Perhaps what’s most impressive, aside from the coalition of federal, state, county and municipal powers that came together to raise a lot of the funds needed for the Black Business Hub, was the focus of the project on giving agency to South Madison. 

For Dr. Ruben Anthony, the Urban League’s president and CEO, the Hub represents a hopeful path forward for the area. 

“We’re going to build an economic development engine right here in South Madison that will continue to bear economic fruit for multiple generations,” he said at the groundbreaking. “This will be the gift that will keep on giving to our kids and our grandkids.”

Dr. Anthony is correct; the Black Business Hub is indeed so much more than just a retail space — it will be a place where the racial disparities in small business ownership are minimized and ultimately where generational wealth is created. 

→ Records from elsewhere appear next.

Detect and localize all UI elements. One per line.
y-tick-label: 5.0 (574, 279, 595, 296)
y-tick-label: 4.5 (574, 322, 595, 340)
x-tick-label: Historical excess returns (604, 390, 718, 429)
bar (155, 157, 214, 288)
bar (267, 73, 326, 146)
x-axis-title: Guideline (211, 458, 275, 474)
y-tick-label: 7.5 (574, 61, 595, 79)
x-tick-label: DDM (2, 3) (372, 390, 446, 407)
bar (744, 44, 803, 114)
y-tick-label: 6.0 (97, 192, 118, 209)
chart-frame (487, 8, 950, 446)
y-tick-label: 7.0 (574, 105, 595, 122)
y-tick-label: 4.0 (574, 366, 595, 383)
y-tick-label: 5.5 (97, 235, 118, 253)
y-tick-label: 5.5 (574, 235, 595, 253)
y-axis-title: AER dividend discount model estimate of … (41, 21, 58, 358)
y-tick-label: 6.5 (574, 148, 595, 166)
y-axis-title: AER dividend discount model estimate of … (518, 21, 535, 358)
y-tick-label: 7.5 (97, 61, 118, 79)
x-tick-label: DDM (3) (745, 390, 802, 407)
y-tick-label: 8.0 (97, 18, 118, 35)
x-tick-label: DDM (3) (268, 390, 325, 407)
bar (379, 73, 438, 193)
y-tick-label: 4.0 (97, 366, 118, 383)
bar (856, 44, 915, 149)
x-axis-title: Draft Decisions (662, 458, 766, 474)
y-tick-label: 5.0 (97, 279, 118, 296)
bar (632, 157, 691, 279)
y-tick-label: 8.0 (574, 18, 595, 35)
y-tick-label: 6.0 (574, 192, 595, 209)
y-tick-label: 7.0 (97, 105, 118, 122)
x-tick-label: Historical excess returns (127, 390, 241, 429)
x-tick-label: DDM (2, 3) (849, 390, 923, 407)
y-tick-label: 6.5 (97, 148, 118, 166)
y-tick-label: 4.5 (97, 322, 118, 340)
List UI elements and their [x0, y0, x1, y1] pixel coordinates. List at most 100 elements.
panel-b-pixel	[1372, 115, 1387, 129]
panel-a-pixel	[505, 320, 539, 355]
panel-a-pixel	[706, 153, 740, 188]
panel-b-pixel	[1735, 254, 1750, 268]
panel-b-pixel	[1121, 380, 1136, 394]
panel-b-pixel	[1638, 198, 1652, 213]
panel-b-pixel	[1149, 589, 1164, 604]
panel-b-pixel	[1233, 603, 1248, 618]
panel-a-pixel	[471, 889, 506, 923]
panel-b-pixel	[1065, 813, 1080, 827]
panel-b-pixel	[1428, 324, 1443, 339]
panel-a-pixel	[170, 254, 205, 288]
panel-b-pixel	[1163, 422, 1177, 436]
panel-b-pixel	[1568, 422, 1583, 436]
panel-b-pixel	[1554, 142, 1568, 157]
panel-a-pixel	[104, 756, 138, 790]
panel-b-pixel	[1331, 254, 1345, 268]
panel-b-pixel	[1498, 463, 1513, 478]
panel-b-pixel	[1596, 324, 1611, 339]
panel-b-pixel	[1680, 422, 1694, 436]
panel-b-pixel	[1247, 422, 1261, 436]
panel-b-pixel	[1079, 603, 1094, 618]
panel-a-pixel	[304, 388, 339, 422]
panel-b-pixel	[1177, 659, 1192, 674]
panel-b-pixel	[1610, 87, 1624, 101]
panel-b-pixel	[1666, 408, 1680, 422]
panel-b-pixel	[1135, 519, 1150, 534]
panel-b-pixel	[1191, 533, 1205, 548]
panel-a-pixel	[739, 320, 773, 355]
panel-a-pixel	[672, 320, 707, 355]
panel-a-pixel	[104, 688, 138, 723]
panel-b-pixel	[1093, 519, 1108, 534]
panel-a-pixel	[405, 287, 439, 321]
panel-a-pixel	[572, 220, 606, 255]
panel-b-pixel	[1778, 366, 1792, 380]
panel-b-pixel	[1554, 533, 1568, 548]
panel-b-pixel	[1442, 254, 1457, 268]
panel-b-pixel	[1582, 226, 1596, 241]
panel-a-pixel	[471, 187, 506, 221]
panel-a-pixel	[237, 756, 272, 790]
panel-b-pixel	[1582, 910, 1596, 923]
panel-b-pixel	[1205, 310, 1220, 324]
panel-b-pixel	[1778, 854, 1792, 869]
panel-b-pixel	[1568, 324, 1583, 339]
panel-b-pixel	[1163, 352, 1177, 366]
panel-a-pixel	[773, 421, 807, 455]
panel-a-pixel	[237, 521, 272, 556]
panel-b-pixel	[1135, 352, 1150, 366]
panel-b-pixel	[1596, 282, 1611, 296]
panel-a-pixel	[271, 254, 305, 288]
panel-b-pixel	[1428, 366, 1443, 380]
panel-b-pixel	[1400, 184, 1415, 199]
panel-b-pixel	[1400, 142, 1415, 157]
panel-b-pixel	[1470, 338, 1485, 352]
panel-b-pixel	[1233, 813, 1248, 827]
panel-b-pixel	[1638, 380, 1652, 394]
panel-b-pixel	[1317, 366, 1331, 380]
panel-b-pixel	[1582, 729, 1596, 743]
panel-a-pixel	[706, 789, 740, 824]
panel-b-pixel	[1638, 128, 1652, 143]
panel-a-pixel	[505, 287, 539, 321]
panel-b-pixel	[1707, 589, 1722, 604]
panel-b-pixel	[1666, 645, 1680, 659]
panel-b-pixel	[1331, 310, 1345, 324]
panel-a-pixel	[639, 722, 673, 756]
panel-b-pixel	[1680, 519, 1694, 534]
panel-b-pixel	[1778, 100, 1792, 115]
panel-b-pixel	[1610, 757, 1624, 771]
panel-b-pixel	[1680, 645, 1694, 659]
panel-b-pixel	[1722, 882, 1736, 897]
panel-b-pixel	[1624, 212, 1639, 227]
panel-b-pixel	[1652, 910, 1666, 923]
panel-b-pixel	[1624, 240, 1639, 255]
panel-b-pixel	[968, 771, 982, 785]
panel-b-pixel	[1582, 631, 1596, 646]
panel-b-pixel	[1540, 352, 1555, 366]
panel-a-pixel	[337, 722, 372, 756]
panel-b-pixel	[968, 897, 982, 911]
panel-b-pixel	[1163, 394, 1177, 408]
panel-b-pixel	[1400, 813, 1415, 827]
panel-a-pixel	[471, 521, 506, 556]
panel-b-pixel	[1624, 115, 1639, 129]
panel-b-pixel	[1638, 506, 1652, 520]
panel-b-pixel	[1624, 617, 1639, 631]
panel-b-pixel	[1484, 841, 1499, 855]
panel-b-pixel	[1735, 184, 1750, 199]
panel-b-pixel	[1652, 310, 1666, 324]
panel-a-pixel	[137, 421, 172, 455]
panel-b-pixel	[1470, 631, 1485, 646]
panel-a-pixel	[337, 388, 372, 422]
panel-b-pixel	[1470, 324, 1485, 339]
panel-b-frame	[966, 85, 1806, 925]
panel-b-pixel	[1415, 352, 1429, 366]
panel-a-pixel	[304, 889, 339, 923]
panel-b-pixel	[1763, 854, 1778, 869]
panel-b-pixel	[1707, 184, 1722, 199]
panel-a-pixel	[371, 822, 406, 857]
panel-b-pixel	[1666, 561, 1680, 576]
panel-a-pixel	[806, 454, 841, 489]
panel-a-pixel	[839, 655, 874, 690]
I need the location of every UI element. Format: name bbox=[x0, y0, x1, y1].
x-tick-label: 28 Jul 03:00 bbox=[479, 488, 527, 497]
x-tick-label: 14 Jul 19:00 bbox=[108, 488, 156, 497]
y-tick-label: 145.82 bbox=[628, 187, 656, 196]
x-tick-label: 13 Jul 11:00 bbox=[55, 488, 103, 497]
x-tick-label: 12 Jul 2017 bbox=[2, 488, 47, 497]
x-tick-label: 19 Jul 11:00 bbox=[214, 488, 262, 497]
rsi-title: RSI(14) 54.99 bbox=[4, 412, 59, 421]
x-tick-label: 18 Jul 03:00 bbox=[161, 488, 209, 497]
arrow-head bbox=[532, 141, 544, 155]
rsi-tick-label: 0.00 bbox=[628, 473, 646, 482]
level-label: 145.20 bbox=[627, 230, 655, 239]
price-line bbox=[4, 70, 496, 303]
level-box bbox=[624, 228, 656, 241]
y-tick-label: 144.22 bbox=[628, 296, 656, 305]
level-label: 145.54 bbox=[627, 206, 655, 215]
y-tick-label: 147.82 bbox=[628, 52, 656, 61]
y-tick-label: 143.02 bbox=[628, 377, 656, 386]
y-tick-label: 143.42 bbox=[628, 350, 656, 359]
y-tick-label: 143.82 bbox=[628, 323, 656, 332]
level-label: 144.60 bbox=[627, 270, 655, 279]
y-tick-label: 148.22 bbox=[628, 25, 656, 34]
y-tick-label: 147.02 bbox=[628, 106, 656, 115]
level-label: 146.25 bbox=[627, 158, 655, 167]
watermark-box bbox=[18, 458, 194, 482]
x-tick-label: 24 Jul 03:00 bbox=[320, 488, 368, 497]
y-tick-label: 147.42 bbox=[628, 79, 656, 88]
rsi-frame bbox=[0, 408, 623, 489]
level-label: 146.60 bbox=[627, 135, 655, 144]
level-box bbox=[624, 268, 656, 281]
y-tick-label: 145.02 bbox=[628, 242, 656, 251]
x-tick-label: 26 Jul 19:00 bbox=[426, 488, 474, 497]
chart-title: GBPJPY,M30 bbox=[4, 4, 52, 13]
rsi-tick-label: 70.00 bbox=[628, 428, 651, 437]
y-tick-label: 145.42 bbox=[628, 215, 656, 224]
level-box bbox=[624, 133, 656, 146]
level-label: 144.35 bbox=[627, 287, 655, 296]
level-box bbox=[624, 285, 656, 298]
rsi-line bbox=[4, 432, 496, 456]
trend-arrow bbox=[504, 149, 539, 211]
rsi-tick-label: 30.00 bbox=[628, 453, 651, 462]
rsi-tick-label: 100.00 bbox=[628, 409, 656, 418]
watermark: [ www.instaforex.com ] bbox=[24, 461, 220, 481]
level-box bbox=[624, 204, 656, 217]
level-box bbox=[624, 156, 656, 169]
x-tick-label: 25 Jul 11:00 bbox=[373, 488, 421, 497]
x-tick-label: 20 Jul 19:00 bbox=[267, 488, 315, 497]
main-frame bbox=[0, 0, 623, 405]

In Dane County, according to 2017 American Community Survey data, only 39 or .4 percent of the 9,755 employers with more than one employee are Black-owned businesses. This disparity mirrors national trends, where of the 13 million business owners across the country, only 5.1 percent are African American workers and 7.5 percent are Latino.

From facing lending discrimination to the difficulty of accumulating startup financial capital, owning a successful small business as a Black person is an uphill battle. And until now, nothing like the Black Business Hub has existed for the South Madison community or much of Dane County. 

“We are betting on South Madison,” Mayor Satya Rhodes-Conway said at the groundbreaking. “We are betting on Black businesses and we are betting on the Urban League.

The city of Madison, in addition to donating the parcel of land the Hub will occupy and staff time, will invest $10 million dollars in the project — specifically infrastructure, according to Rhodes-Conway. U.S. Sen. Tammy Baldwin also announced during the event that the federal government would pitch in $1 million. And entities like American Family Insurance, the Schlecht Family Foundation and the Wisconsin Economic Development Corporation, as well as individual donors, have donated to the project as well. 

And this is where the real wins will be — the continued investment of our community into the Black Business Hub.

The groundbreaking can not represent the end of assistance from our municipal, county, state or national governments, but rather the beginning of a long and mutually beneficial collaboration. Black entrepreneurs and the people they serve are also betting that these community entities will help fill in any funding gaps that might appear as this project expands and succeeds.

Historic racial disparities, both on a local and national level, are going to take a lot of effort to counteract. And that effort will require lots of resources. 

Take COVID for example: The virus has had a detrimental effect on the economy as a whole, but a disproportionate impact on minority-owned businesses. According to an H&R Block survey of 3,000 small businesses in 2021, 53 percent of Black business owners saw their revenue drop by half, compared to 37 percent of white owners, since the pandemic started. This means that minority-owned small businesses will need extra support to make it through this pandemic and any future surges it might hold. 

Whatever happens, the people of Dane County and Wisconsin must be ready to pitch in when the Urban League asks. But while there’s much to work towards, if the optimism present at the groundbreaking is any indication, there are good things to come.